文化庁芸術家在外研修の成果報告展です。 研修に行っていた時期もばらばらで時代性方向性等を全く感じられない展覧会ですが、 ショーケースとして興味深い作家に出会えれば、というくらいの気分で観てきました。
最も気に入ったのは、遠山 香苗 の絵画。 大きな筆 (というか刷毛) でアクリル絵具の明るい色の点状のストロークをぽんぽんと 白い大きなキャンパスに置いたような抽象画です。 点に添えられた黒いオイルコンテでさっと引かれた弧もあって、まるで、ダンスの足形図のよう。 リズミカルに筆が踊る様子が感じられるような、 シンプルな画面ながら身体性や動きが感じられたのが面白かったです。 同様の作品を小さく作った「小さな絵シリーズ」もあって、 抽象的ながらリズミカルなので、レコード・ジャケットに使うと良さそう、と思ったりもしました。
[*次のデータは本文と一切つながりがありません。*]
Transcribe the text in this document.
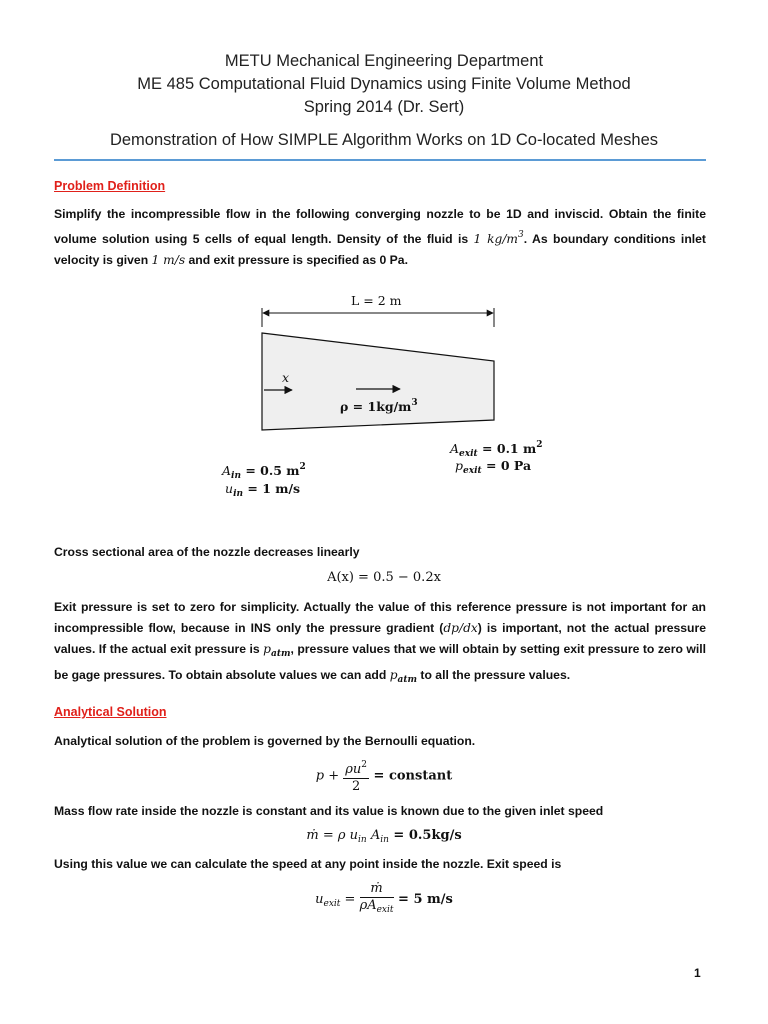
METU Mechanical Engineering Department
ME 485 Computational Fluid Dynamics using Finite Volume Method
Spring 2014 (Dr. Sert)
Demonstration of How SIMPLE Algorithm Works on 1D Co-located Meshes
Problem Definition
Simplify the incompressible flow in the following converging nozzle to be 1D and inviscid. Obtain the finite volume solution using 5 cells of equal length. Density of the fluid is 1 $kg/m^3$. As boundary conditions inlet velocity is given 1 m/s and exit pressure is specified as 0 Pa.
L = 2 m
x
$\rho = 1kg/m^3$
$A_{exit} = 0.1$ $m^2$
$p_{exit} = 0$ Pa
$A_{in} = 0.5$ $m^2$
$u_{in} = 1$ m/s
Cross sectional area of the nozzle decreases linearly
A(x) = 0.5 − 0.2x
Exit pressure is set to zero for simplicity. Actually the value of this reference pressure is not important for an incompressible flow, because in INS only the pressure gradient (dp/dx) is important, not the actual pressure values. If the actual exit pressure is $p_{atm}$, pressure values that we will obtain by setting exit pressure to zero will be gage pressures. To obtain absolute values we can add $p_{atm}$ to all the pressure values.
Analytical Solution
Analytical solution of the problem is governed by the Bernoulli equation.
$p + \frac{\rho u^2}{2}$ = constant
Mass flow rate inside the nozzle is constant and its value is known due to the given inlet speed
ṁ = ρ $u_{in}$ $A_{in} = 0.5kg/s$
Using this value we can calculate the speed at any point inside the nozzle. Exit speed is
$u_{exit} = \frac{\text{ṁ}}{\rho A_{exit}} = 5$ m/s
1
しかし、この展覧会の公式サイトが、アニュアルで12回も開催してきているにもかかわらず、 過去の展覧会も将来の展覧会も考慮していない一年で作り捨てするかのような作りになっています。 例えば、過去の展覧会のアーカイヴもありませんし、ドメイン名も今年度の展覧会にしか使えない domani2010.com となっています。 特に美術のような分野では、毎年の展覧会のサイトを記録としてアーカイヴしていくことも大切だと思うのだけに、残念です。